First publication, that is.
My first publication ever was a three-sentence paragraph on tadpoles. No, I’m not making this up . . . I wrote it in first grade, because when I was six years old I thought that the whole egg-tadpole-frog thing was fascinating. And my mother thought the paragraph was cute enough to send in to the “By Our Readers” page of Jack and Jill Magazine, which accepted it. And then didn’t print it until I was in the fifth grade.
(If I’d known then what I know now about slush piles and backlogs, I wouldn’t have been so surprised. But what does a fifth-grader know about publishing?)
My first paid publication was also my mother’s idea. I was in the eighth grade, and prone to writing dreadful poetry. She sent in one of the slightly-less-dreadful pieces to the “By Our Readers” page of our church denomination’s national youth magazine, and they accepted it. They also sent me a check for three dollars and seventy-five cents (which at that point in time was three-and-a-bit times the cost of a paperback novel), and I was so deliriously happy that I ran barefoot to our next-door neighbor’s house to share the good news.

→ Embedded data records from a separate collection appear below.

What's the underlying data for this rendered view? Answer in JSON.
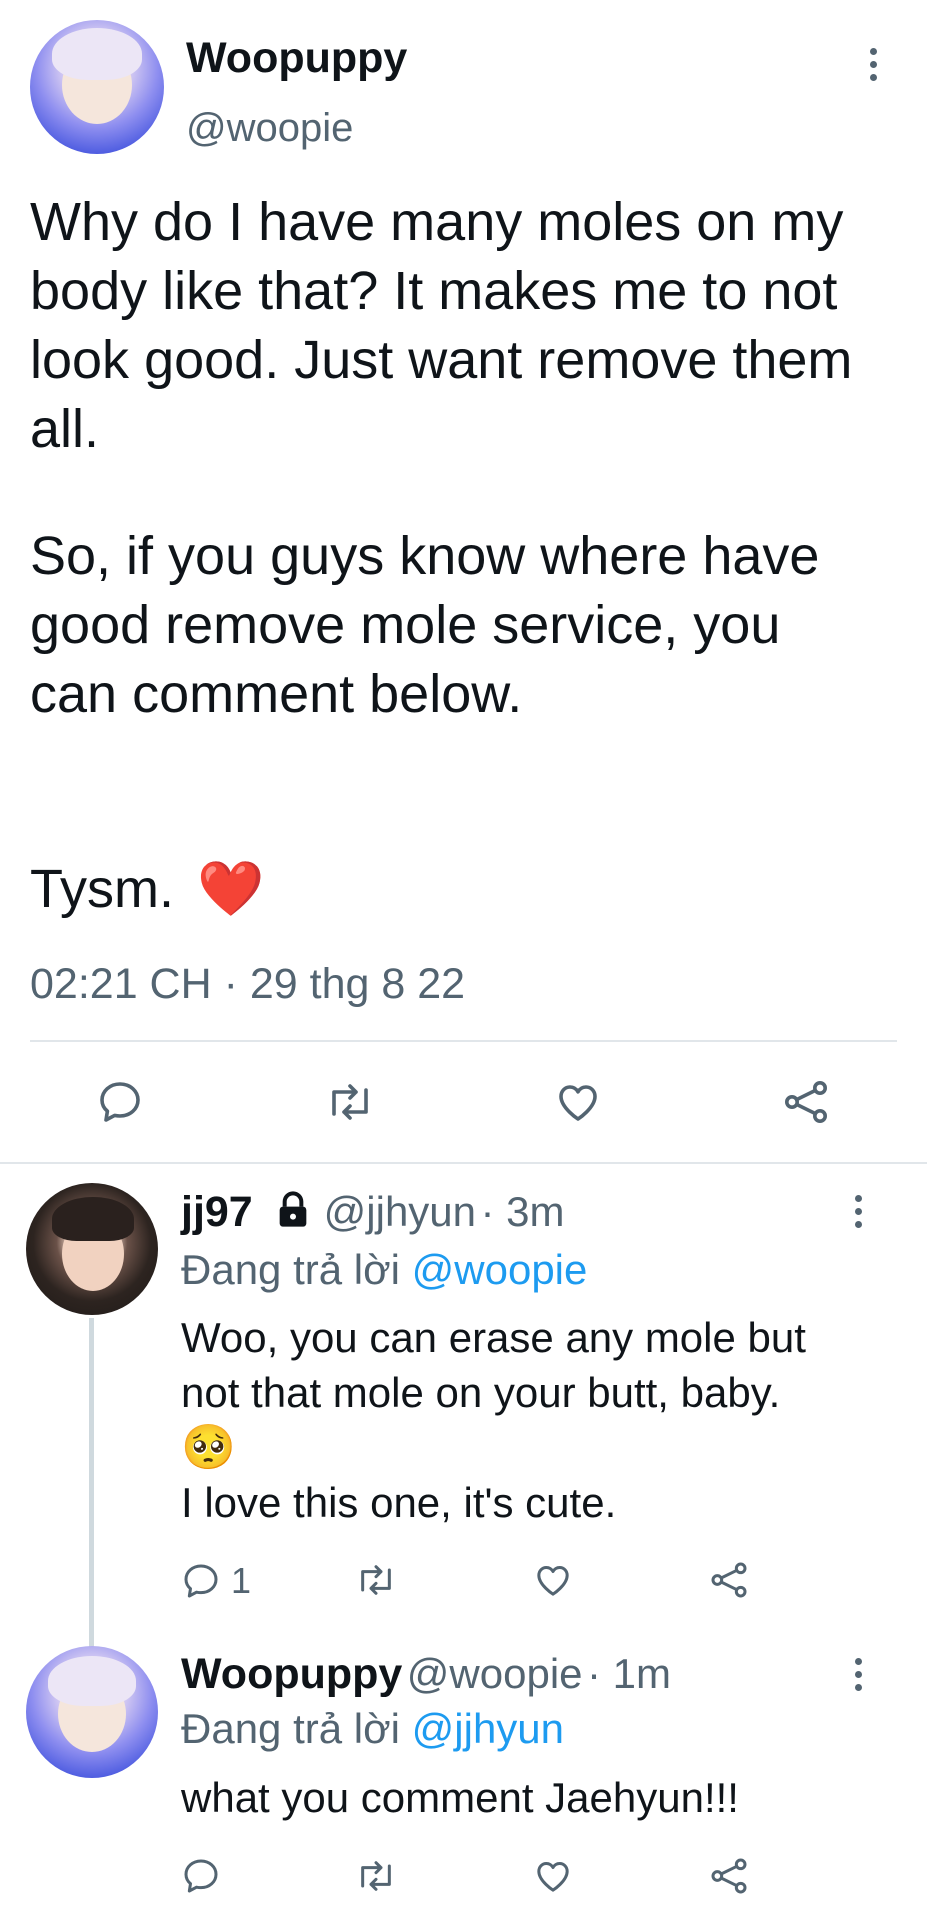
{
  "main_tweet": {
    "display_name": "Woopuppy",
    "handle": "@woopie",
    "text_p1": "Why do I have many moles on my body like that? It makes me to not look good. Just want remove them all.",
    "text_p2": "So, if you guys know where have good remove mole service, you can comment below.",
    "text_p3": "Tysm.",
    "emoji": "❤️",
    "timestamp": "02:21 CH · 29 thg 8 22"
  },
  "replies": [
    {
      "display_name": "jj97",
      "handle": "@jjhyun",
      "time": "· 3m",
      "replying_prefix": "Đang trả lời",
      "replying_to": "@woopie",
      "text_line1": "Woo, you can erase any mole but",
      "text_line2": "not that mole on your butt, baby.",
      "emoji": "🥺",
      "text_line3": "I love this one, it's cute.",
      "reply_count": "1"
    },
    {
      "display_name": "Woopuppy",
      "handle": "@woopie",
      "time": "· 1m",
      "replying_prefix": "Đang trả lời",
      "replying_to": "@jjhyun",
      "text_line1": "what you comment Jaehyun!!!"
    }
  ],
  "icons": [
    "reply-icon",
    "retweet-icon",
    "like-icon",
    "share-icon",
    "more-icon",
    "lock-icon"
  ],
  "colors": {
    "link": "#1d9bf0",
    "secondary": "#536471",
    "text": "#0f1419",
    "divider": "#e1e6ea"
  }
}
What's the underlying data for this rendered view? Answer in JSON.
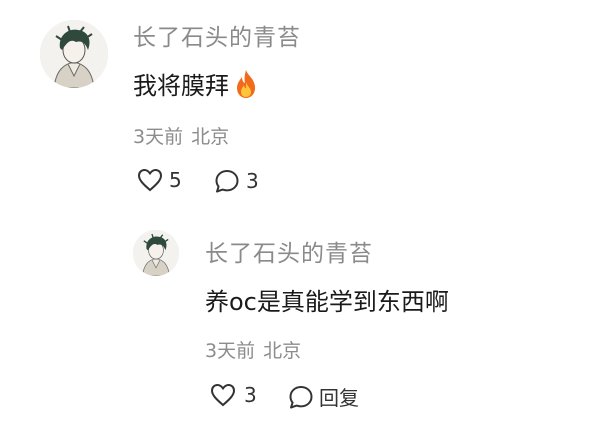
{
  "comment": {
    "username": "长了石头的青苔",
    "text": "我将膜拜",
    "emoji_icon": "fire-icon",
    "time": "3天前",
    "location": "北京",
    "likes": "5",
    "replies": "3"
  },
  "reply": {
    "username": "长了石头的青苔",
    "text": "养oc是真能学到东西啊",
    "time": "3天前",
    "location": "北京",
    "likes": "3",
    "reply_label": "回复"
  },
  "colors": {
    "username": "#8a8a8a",
    "text": "#1a1a1a",
    "meta": "#8c8c8c",
    "icon": "#333333"
  }
}
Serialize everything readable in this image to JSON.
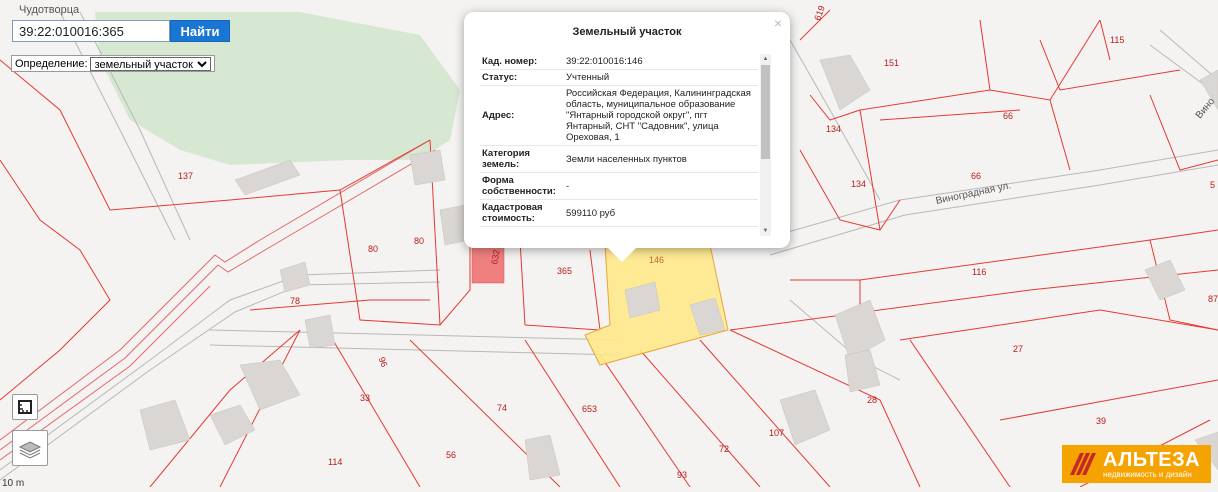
{
  "map": {
    "town_label": "Чудотворца",
    "scale_label": "10 m",
    "parcel_labels": [
      {
        "id": "137",
        "text": "137"
      },
      {
        "id": "80a",
        "text": "80"
      },
      {
        "id": "80b",
        "text": "80"
      },
      {
        "id": "632",
        "text": "632"
      },
      {
        "id": "365",
        "text": "365"
      },
      {
        "id": "146",
        "text": "146"
      },
      {
        "id": "78",
        "text": "78"
      },
      {
        "id": "96",
        "text": "96"
      },
      {
        "id": "33",
        "text": "33"
      },
      {
        "id": "74",
        "text": "74"
      },
      {
        "id": "653",
        "text": "653"
      },
      {
        "id": "114",
        "text": "114"
      },
      {
        "id": "56",
        "text": "56"
      },
      {
        "id": "93",
        "text": "93"
      },
      {
        "id": "72",
        "text": "72"
      },
      {
        "id": "107",
        "text": "107"
      },
      {
        "id": "28",
        "text": "28"
      },
      {
        "id": "27",
        "text": "27"
      },
      {
        "id": "39",
        "text": "39"
      },
      {
        "id": "116",
        "text": "116"
      },
      {
        "id": "134a",
        "text": "134"
      },
      {
        "id": "134b",
        "text": "134"
      },
      {
        "id": "151",
        "text": "151"
      },
      {
        "id": "66a",
        "text": "66"
      },
      {
        "id": "66b",
        "text": "66"
      },
      {
        "id": "115",
        "text": "115"
      },
      {
        "id": "5",
        "text": "5"
      },
      {
        "id": "87",
        "text": "87"
      },
      {
        "id": "619",
        "text": "619"
      }
    ],
    "street_labels": [
      "Виноградная ул.",
      "Вино"
    ]
  },
  "search": {
    "value": "39:22:010016:365",
    "button_label": "Найти"
  },
  "definition": {
    "label": "Определение:",
    "selected": "земельный участок"
  },
  "popup": {
    "title": "Земельный участок",
    "close": "×",
    "rows": [
      {
        "key": "Кад. номер:",
        "value": "39:22:010016:146"
      },
      {
        "key": "Статус:",
        "value": "Учтенный"
      },
      {
        "key": "Адрес:",
        "value": "Российская Федерация, Калининградская область, муниципальное образование \"Янтарный городской округ\", пгт Янтарный, СНТ \"Садовник\", улица Ореховая, 1"
      },
      {
        "key": "Категория земель:",
        "value": "Земли населенных пунктов"
      },
      {
        "key": "Форма собственности:",
        "value": "-"
      },
      {
        "key": "Кадастровая стоимость:",
        "value": "599110 руб"
      }
    ]
  },
  "logo": {
    "main": "АЛЬТЕЗА",
    "sub": "недвижимость и дизайн"
  },
  "colors": {
    "parcel_border": "#e53935",
    "selected_fill": "#ffe98a",
    "button": "#1976d2",
    "logo_bg": "#f5a300"
  }
}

It was high summer in Texas and my feet got stuck full of sand-spurs, but I didn’t care. Somebody who wasn’t related to me had liked something I’d written well enough to pay me actual, spendable money for it.
My fate was sealed.
I can only imagine sand-spurs are similar to Australian Bindis, that I always got stuck in my bare feet, running around my back yard in the summer time. Painful. Wonderful blog ❤
The pictures of the two certainly look a lot alike! (Texas isn’t in Australia’s league when it comes to vicious fauna and flora, but it’s got some impressive stuff by North American standards.)